I'm close to achieve what I want thanks to Python Pandas Groupby/Append columns but still not quite there.
DF:
City | Plan | Problem 1 | Problem 2 | Problem 3 |
---|---|---|---|---|
Genoa | Service 1 | aaa | bbb | ccc |
Genoa | Service 2 | ddd | zzz | yyy |
Genoa | Service 3 | ggg | ppp | jjj |
Venice | Service 2 | lll | vvv | |
Venice | Service 3 | eee | fff | mmm |
Expected Output:
City | Problem 1 | Problem 2 | Problem 3 | Problem 4 | Problem 5 | Problem 6 | Problem 7 | Problem 8 | Problem 9 |
---|---|---|---|---|---|---|---|---|---|
Genoa | aaa | bbb | ccc | ddd | zzz | yyy | ggg | ppp | jjj |
Venice | lll | vvv | eee | fff | mmm |
Basically I want to:
- Group by City
- Discard Plan Column (if possible)
- Append all the other parameters (They still need to be always in order, so if a service is missing the cells would be empty.

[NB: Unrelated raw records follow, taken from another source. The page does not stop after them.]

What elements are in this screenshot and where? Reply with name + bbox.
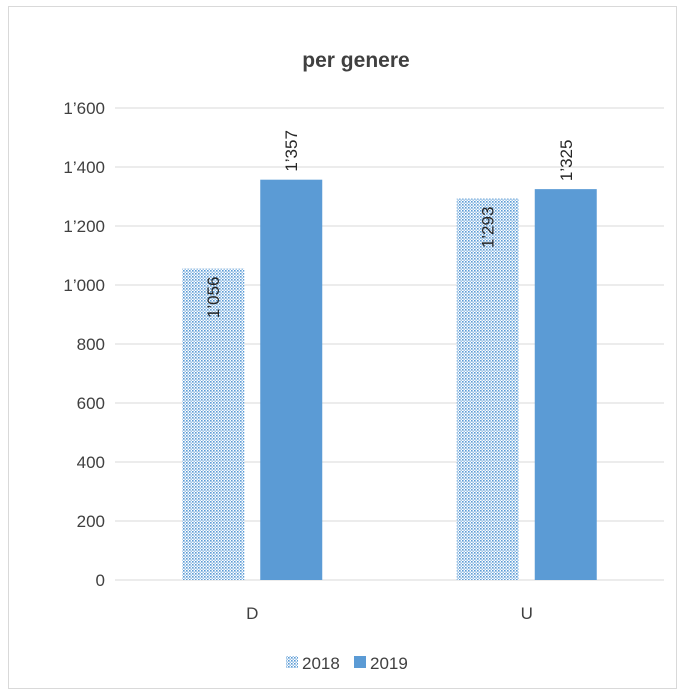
bar-2018-U (456, 198, 519, 580)
bar-2019-D (260, 179, 323, 580)
bars (182, 179, 597, 580)
y-tick-label: 400 (77, 453, 105, 472)
y-tick-label: 200 (77, 512, 105, 531)
legend-swatch-2019 (354, 656, 366, 668)
x-tick-label-U: U (521, 604, 533, 623)
y-tick-label: 1’000 (63, 276, 105, 295)
data-label-2019-D: 1’357 (282, 130, 301, 172)
legend-swatch-2018 (286, 656, 298, 668)
y-tick-label: 600 (77, 394, 105, 413)
bar-2019-U (534, 189, 597, 580)
legend-label-2018: 2018 (302, 654, 340, 673)
y-tick-label: 1’600 (63, 99, 105, 118)
y-tick-label: 800 (77, 335, 105, 354)
x-tick-label-D: D (246, 604, 258, 623)
chart-title: per genere (302, 49, 409, 72)
data-label-2018-U: 1’293 (479, 207, 498, 249)
legend: 2018 2019 (286, 654, 408, 673)
data-labels: 1’056 1’357 1’293 1’325 (204, 130, 576, 318)
y-axis-tick-labels: 0 200 400 600 800 1’000 1’200 1’400 1’600 (63, 99, 105, 590)
legend-label-2019: 2019 (370, 654, 408, 673)
y-tick-label: 0 (96, 571, 105, 590)
data-label-2018-D: 1’056 (204, 276, 223, 318)
bar-2018-D (182, 268, 245, 580)
y-tick-label: 1’400 (63, 158, 105, 177)
y-tick-label: 1’200 (63, 217, 105, 236)
data-label-2019-U: 1’325 (557, 140, 576, 182)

After playing a while with unstack and cumcount from the linked solution, I'm still missing something to respect the order of the Plan column and fill with empty cells if a service is missing.
This is the code I'm using:
import pandas as pd
df = pd.read_csv('input.csv')
df1 = df.set_index('City').stack().reset_index(name='vals')
df1['g'] = 'Param' + df1.groupby('City').cumcount().add(1).astype(str)
df1 = df1.pivot(index='City', columns='g', values='vals')
df1.to_csv('output.csv')
In my tests I've removed the Plan column from the input, but the problem is that after ordering the parameters in the output, if, for example, a city has only Service 3, they are still aligned under Service 1.